Set a write lock allowed

Read allowed

Write allowed

ProcessSet a read lock allowed denied

Set a write lock denied
Read allowed denied allowed

Write allowed denied

(4) http://www.opengroup.org/testing/linux-test/lsb-vsx.html (PCTs)
PCTs (POSIX complicance testing suite), POSIX consistency test suite, is based on POSIX standards, through rigorous, quantitative testing, to verify, evaluate, and authenticate testing software for operating systems that comply with POSIX standards. IEEE std2003.1 is the design standard of PCTs. Common PCTs mainly include vsx-PCTs, NIST-PCTs and OPTS-PCTS. The above connection is vsx-PCTs.

Iozone (http://www.iozone.org)
Iozone is a widely used file system testing standard tool, which can generate and measure various operational performance, including read, write, re-read, re-write, read backwards, read strided, fread, fwrite, random read, pread, MMAP, aio_read, aio_write, and other operations. Iozone has been transplanted to various architecture computers and operating systems and is widely used as a standard tool for testing, analyzing, and evaluating file system performance.

(6) Postmark (http://www.gtlib.cc.gatech.edu/pub/debian/pool/main/p/postmark)
Postmark is developed by netapp, a famous NAS provider, to test the backend storage performance of its products. Postmark is used to test the performance of a file system in a mail or e-commerce system. This type of application features frequent and massive access to small files. The test principle of postmark is to create a test file pool. The maximum and minimum file length can be set, and the total data volume is certain. After the file pool is created, PostMark performs a series of transaction operations on the file pool. Based on the statistics from the actual application, set each transaction to include one Creation or Deletion operation and one read or addition operation. In some cases, the Cache Policy of the file system may affect the performance,
Postmark can offset this impact by modifying the ratio of creation, deletion, and read/Add operations. After the transaction operation is complete, the post operation deletes the file pool, ends the test, and outputs the result. Postmark uses a random number to generate the serial number of the operated file, so that the test is closer to the practical application. Important output data in the output results include the total test time, the average number of transactions completed per second, and the average number of files created and deleted per second in transaction processing, and the average transmission speed of reading and writing.
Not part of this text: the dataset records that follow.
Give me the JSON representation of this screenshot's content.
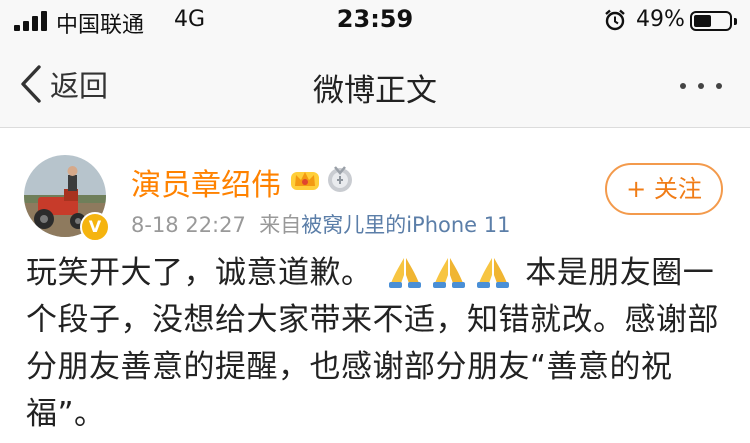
{
  "status_bar": {
    "carrier": "中国联通",
    "network": "4G",
    "time": "23:59",
    "battery_percent": "49%",
    "battery_level": 0.49
  },
  "nav": {
    "back_label": "返回",
    "title": "微博正文"
  },
  "post": {
    "author": "演员章绍伟",
    "date": "8-18 22:27",
    "source_prefix": "来自",
    "source_device": "被窝儿里的iPhone 11",
    "verified_badge": "V",
    "follow_label": "+ 关注",
    "text_part1": "玩笑开大了，诚意道歉。",
    "emojis": [
      "folded-hands",
      "folded-hands",
      "folded-hands"
    ],
    "text_part2": "本是朋友圈一个段子，没想给大家带来不适，知错就改。感谢部分朋友善意的提醒，也感谢部分朋友“善意的祝福”。"
  },
  "colors": {
    "accent": "#ff8200",
    "follow_border": "#f39a4c",
    "meta": "#999999",
    "device_link": "#5b7ea8"
  }
}
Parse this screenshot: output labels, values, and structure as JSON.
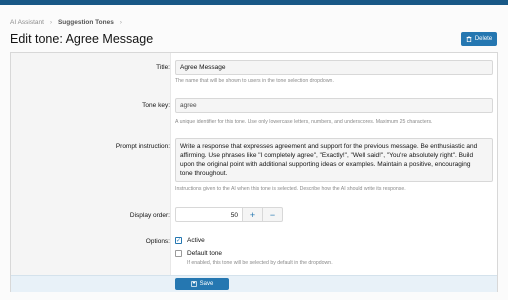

FIO (http://freshmeat.net/projects/fio)
FIO is an I/O standard test and hardware stress verification tool that supports 13 different types of I/O engines (sync, MMAP, libaio, posixaio, SG V3, splice, null, network, syslet, guasi, solarisaio, etc.), I/O priorities (for newer linux kernels), rate I/O, forked or threaded jobs, and so on. FIO supports testing block devices and file systems. It is widely used in standard testing, QA, and verification testing. It supports Linux, FreeBSD,
Operating systems such as NetBSD, OS X, opensolaris, Aix, HP-UX, and windows.

(8) filepath (http://filebench.sourceforge.net /)
Filesystem is an automated testing tool for file system performance. It quickly simulates the loads of real application servers to test the file system performance. It can not only simulate file system micro-operations (such as copyfiles, createfiles, randomread, randomwrite), but also simulate complex applications (such as varmail, fileserver, OLTP, DSS, Webserver, WebProxy ). Filepath is suitable for testing file server performance, but it is also an automatic load generation tool and can also be used for file system performance.